Vision for the future

How do you react to the long-term vision of an RCM where, for example, every member of the College is able to quickly and easily connect with the College, regardless of whether they are in trouble at work, looking for information on practice development, exploring options for professional development, or wanting to have their say about College policies, priorities and actions? A Freephone 0800 number will put them through immediately to an operator able to respond to their query or request, signpost them to their local steward or full-time officer, and provide standard information using written protocols, supplemented by either printed or web-based materials.

 

Alternatively, a member will log on to the College’s interactive website to notify the College of a change of address or other details, to participate in one of a host of professional chatrooms run by and for members, to vote for the President, or to comment on the College’s draft pay review evidence. Members would email colleagues with similar professional or research interests. Using a database of members’ interests, the College will host a number of virtual special interest groups, such as a black midwives forum, midwives working with vulnerable women, and midwives working in primary care structures

 

All members will have access to regular regional (England) and national (Wales, Northern Ireland and Scotland) professional development forums. These will provide a structured and accredited learning and sharing environment, covering specific practice or educational initiatives, identified locally as being of concern. They will bring together experts within and outside the profession, with the RCM leading lay members and staff.

 

Members unable to attend a particular forum will find full proceedings with email contacts on the regional page of the RCM website.

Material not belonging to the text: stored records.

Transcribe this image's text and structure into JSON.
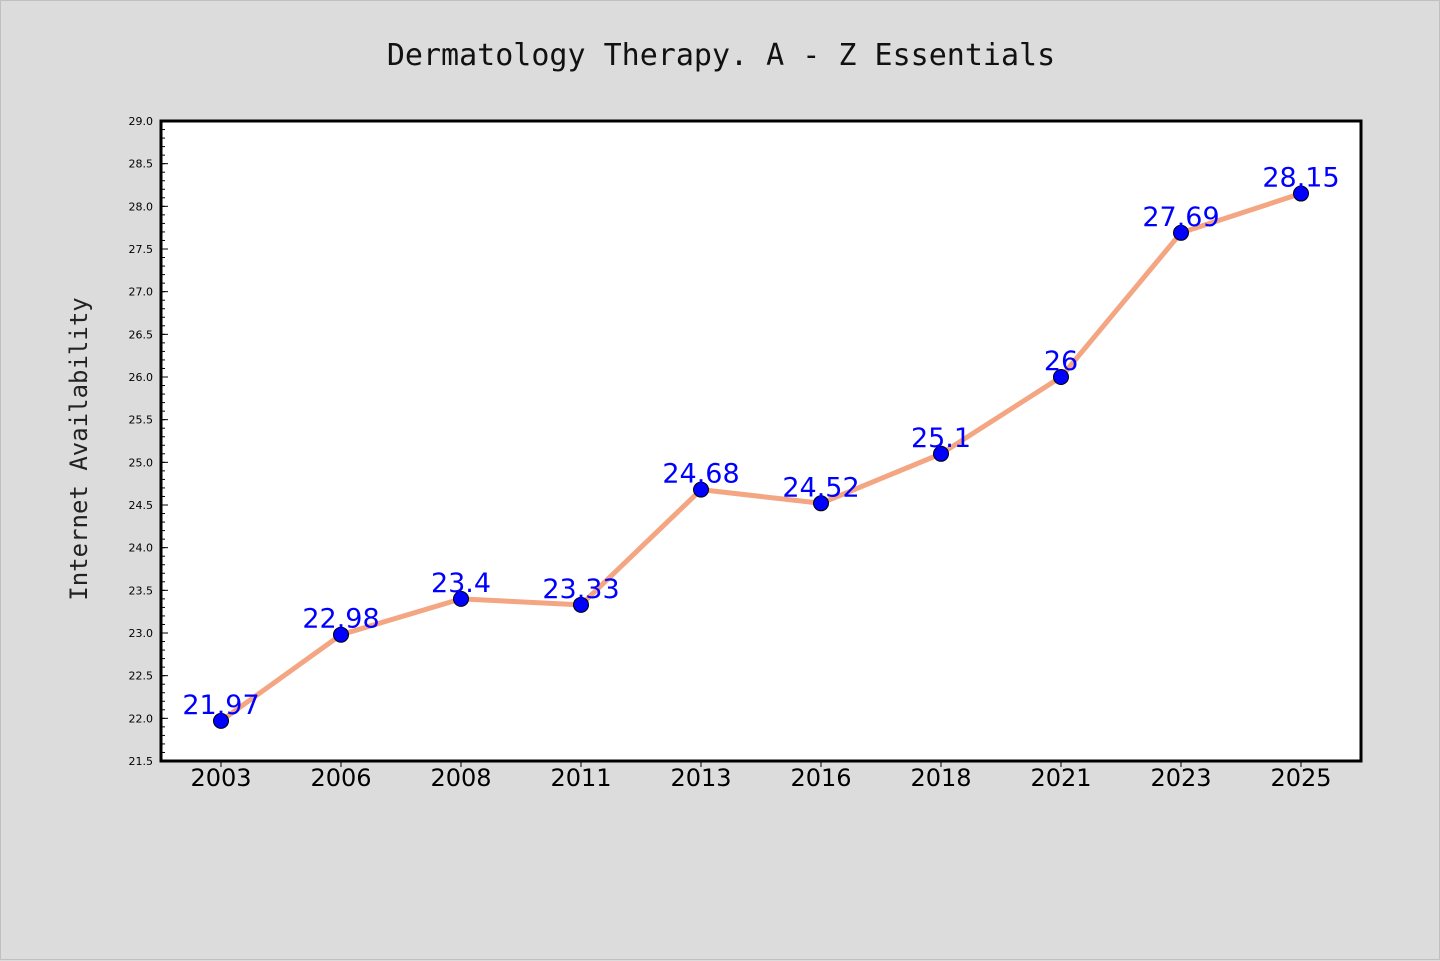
{
  "chart_data": {
    "type": "line",
    "title": "Dermatology Therapy. A - Z Essentials",
    "xlabel": "",
    "ylabel": "Internet Availability",
    "categories": [
      "2003",
      "2006",
      "2008",
      "2011",
      "2013",
      "2016",
      "2018",
      "2021",
      "2023",
      "2025"
    ],
    "series": [
      {
        "values": [
          21.97,
          22.98,
          23.4,
          23.33,
          24.68,
          24.52,
          25.1,
          26,
          27.69,
          28.15
        ],
        "labels": [
          "21.97",
          "22.98",
          "23.4",
          "23.33",
          "24.68",
          "24.52",
          "25.1",
          "26",
          "27.69",
          "28.15"
        ],
        "line_color": "#f4a582",
        "marker_color": "#0000ff"
      }
    ],
    "ylim": [
      21.5,
      29.0
    ],
    "yticks": [
      "21.5",
      "22.0",
      "22.5",
      "23.0",
      "23.5",
      "24.0",
      "24.5",
      "25.0",
      "25.5",
      "26.0",
      "26.5",
      "27.0",
      "27.5",
      "28.0",
      "28.5",
      "29.0"
    ],
    "grid": false,
    "legend": false,
    "colors": {
      "figure_background": "#dcdcdc",
      "plot_background": "#ffffff",
      "axes_border": "#000000",
      "data_label": "#0000ff"
    }
  }
}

In Wales, Scotland and Northern Ireland, coordination of the professional development forum will rest with the RCM Board, giving it a much clearer role in facilitating professional development, contributing to country policy development, representing members’ views to the College, and raising issues for debate at the annual conference. In England, each regional professional development forum will be coordinated by a steering committee, directly elected by members within the region to fulfil the same roles described above for Boards.

 

Every workplace of over 20 midwives will elect its own steward or stewards, who will be in direct and regular contact with the fulltime officer for support and advice, in addition to their training, briefings and newsletters. Regional or country stewards liaison meetings will be facilitated by the fulltime officer and supported administratively, but planned by stewards themselves according to identified development needs or local issues arising. These liaison meetings will provide an opportunity for mutual and shared learning, a route to raise concerns with the College, and a forum for identifying issues for discussion at the annual conference. Full-time officers will hold a budget and authorise stewards’ travel and other expenses, potentially including subsidised attendance at the annual conference.

 

The aim of this vision is that over time, the traditional roles of branches will be surpassed by these new structures and forms of support, and eventually many branches may decide either to close or to confine their activities to local fundraising to support the professional development of midwives.

 

Where branches disband, they might decide to transfer their funds to a professional development forum to increase its ability to support local midwifery initiatives, including research.

 

While this is a radical vision, it also represents a long-term plan for modernising the College — these changes will not happen overnight. A five-year period for such developments is the best guess for when we will be able to achieve this vision. The next stage is to test the ideas thoroughly and to submit them to robust scrutiny before piloting them.

 

As the work to develop the vision into firm recommendations continues, I will keep you informed of its progress. You can have your say about the proposals by raising the issue at your branch, by visiting the RCM website or by writing direct to me at RCM headquarters.